I’m also making a resolution to document the events of my life in a more tangible and meaningful way. I don’t mean more Instagram. I mean keeping a journal, and spending more time reflecting and writing those reflections down, in it and on this blog. As I get older I’m finding that my memory has gotten strange and spotty. I read a book and three months later can barely remember the plot. And yet, if I spend a bit of time thinking about the book I’ve just read, talking about it with others, and perhaps even writing those thoughts down, I have no problem at all remembering it months or even years later. Perhaps the problem isn’t really memory, but the amount of attention and focus I give to things while I’m doing them. In 2015, I aim to be more focused and more mindful, to think more deeply about the things I’m spending my time on, so that they may have a more meaningful impact on me. And I resolve to multi-task a lot less. I’d banish the concept from my life entirely, if I could.
I’d also like to start paying more attention to my physical wellbeing while reducing the amount of anxiety I have about my health. I am (knock wood) a healthy person, but every ache and pain makes me spiral into a vortex of panic about my mortality. What a waste of energy!
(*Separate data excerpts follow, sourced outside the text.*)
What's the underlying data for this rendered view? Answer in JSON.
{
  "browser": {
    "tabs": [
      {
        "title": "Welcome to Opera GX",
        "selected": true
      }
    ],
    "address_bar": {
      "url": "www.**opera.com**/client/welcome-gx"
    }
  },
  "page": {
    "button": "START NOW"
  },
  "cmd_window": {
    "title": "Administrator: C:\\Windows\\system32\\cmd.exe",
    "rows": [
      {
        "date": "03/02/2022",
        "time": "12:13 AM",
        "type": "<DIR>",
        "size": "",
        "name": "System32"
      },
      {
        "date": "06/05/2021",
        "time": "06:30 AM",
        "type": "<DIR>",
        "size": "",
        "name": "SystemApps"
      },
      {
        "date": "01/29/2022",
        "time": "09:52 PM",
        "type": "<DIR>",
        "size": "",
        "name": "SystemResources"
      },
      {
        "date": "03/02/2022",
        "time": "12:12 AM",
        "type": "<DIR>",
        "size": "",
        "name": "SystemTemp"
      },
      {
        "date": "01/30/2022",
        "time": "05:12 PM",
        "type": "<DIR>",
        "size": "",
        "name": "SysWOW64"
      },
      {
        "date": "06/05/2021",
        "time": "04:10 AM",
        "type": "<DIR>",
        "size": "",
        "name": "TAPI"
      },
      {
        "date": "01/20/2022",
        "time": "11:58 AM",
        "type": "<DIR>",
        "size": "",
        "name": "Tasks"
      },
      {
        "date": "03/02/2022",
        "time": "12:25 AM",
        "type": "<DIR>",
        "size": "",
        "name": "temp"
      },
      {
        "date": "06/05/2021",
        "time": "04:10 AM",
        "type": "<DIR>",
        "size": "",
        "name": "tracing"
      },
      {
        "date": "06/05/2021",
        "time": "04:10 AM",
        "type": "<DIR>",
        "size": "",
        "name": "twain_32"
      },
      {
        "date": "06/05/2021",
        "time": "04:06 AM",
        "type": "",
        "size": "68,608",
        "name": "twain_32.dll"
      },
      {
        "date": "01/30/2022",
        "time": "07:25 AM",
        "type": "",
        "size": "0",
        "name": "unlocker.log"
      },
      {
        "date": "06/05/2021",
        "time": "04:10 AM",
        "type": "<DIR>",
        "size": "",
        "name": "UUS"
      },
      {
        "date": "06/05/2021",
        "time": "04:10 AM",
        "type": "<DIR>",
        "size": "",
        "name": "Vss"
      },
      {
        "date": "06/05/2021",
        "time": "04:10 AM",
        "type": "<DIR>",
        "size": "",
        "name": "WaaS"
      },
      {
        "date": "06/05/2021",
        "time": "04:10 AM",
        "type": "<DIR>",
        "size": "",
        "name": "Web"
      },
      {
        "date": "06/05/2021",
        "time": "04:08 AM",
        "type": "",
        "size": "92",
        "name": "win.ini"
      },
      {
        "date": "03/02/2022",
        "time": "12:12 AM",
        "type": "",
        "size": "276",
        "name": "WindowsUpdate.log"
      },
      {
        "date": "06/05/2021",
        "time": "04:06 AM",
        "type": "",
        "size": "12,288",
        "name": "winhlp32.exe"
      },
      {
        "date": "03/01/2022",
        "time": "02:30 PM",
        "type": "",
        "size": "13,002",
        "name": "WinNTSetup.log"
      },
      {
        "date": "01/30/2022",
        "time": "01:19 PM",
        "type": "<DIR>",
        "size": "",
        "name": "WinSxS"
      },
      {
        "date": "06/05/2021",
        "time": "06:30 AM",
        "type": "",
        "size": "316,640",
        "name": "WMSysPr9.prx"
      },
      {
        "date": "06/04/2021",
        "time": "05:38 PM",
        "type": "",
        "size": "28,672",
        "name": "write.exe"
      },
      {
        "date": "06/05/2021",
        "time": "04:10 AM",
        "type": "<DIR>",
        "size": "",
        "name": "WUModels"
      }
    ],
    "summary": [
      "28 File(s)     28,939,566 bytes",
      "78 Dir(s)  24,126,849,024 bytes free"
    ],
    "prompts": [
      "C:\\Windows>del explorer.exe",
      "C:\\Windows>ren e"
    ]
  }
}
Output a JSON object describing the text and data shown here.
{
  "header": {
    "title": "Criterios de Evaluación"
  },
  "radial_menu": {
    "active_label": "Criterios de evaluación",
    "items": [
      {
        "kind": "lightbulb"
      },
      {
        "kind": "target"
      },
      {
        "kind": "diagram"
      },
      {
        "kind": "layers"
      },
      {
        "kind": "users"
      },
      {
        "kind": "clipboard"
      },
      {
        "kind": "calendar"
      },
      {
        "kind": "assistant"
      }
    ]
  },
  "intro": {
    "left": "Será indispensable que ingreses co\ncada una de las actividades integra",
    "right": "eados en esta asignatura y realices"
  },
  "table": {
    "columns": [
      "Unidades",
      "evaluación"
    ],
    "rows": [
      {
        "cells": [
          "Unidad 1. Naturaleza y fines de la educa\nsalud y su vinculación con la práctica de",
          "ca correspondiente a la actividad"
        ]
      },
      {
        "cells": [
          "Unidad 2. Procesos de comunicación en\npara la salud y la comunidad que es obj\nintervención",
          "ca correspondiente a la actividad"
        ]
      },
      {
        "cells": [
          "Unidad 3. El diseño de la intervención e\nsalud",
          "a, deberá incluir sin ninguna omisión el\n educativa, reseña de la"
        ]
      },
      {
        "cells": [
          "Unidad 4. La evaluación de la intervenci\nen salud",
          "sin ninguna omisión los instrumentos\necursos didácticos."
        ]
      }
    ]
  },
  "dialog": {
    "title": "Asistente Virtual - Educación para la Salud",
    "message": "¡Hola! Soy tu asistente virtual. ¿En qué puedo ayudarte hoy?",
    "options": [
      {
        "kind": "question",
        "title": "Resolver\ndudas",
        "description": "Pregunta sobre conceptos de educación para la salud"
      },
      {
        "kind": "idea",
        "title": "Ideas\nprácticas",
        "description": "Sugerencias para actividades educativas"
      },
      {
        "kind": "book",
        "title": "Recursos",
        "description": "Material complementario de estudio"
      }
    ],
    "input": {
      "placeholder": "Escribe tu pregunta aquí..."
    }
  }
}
I should be focusing on the fact that I’m actually getting older and my body is getting creakier, and while the sporadic hip and back pain I feel is not a symptom of anything terminal, they are all symptoms of “wake up and start stretching and exercising more right now or be a limping, hobbled hunchback by the age of 40, you out-of-shape idiot.” It’s not about looking a certain way or losing weight or developing superhero shoulders (although I do want those). I’m actually old enough that getting enough physical activity has become about health and mobility. Welcome to middle age, me.
My last resolution is to spend less time on the internet and more time reading books. Over the past few years I’ve rekindled my lifelong passion for fiction, which for a few years in my 20s I’d (horribly!) let dwindle away. There were years during which I was doing all kinds of exciting things, but could count the number of books I read on my hands without running out of fingers. That was horrible, and I’ve worked my way back up to being a regular (avid, even) reader in my 30s, but there’s always room for improvement. This year, I might even incorporate a bit more non-fiction into the routine?
I think that’s it, resolution-wise? 2014 was a good year for me personally. I accomplished and learned many things, and I made it through a lot of big changes. I look forward to many more triumphs in 2015.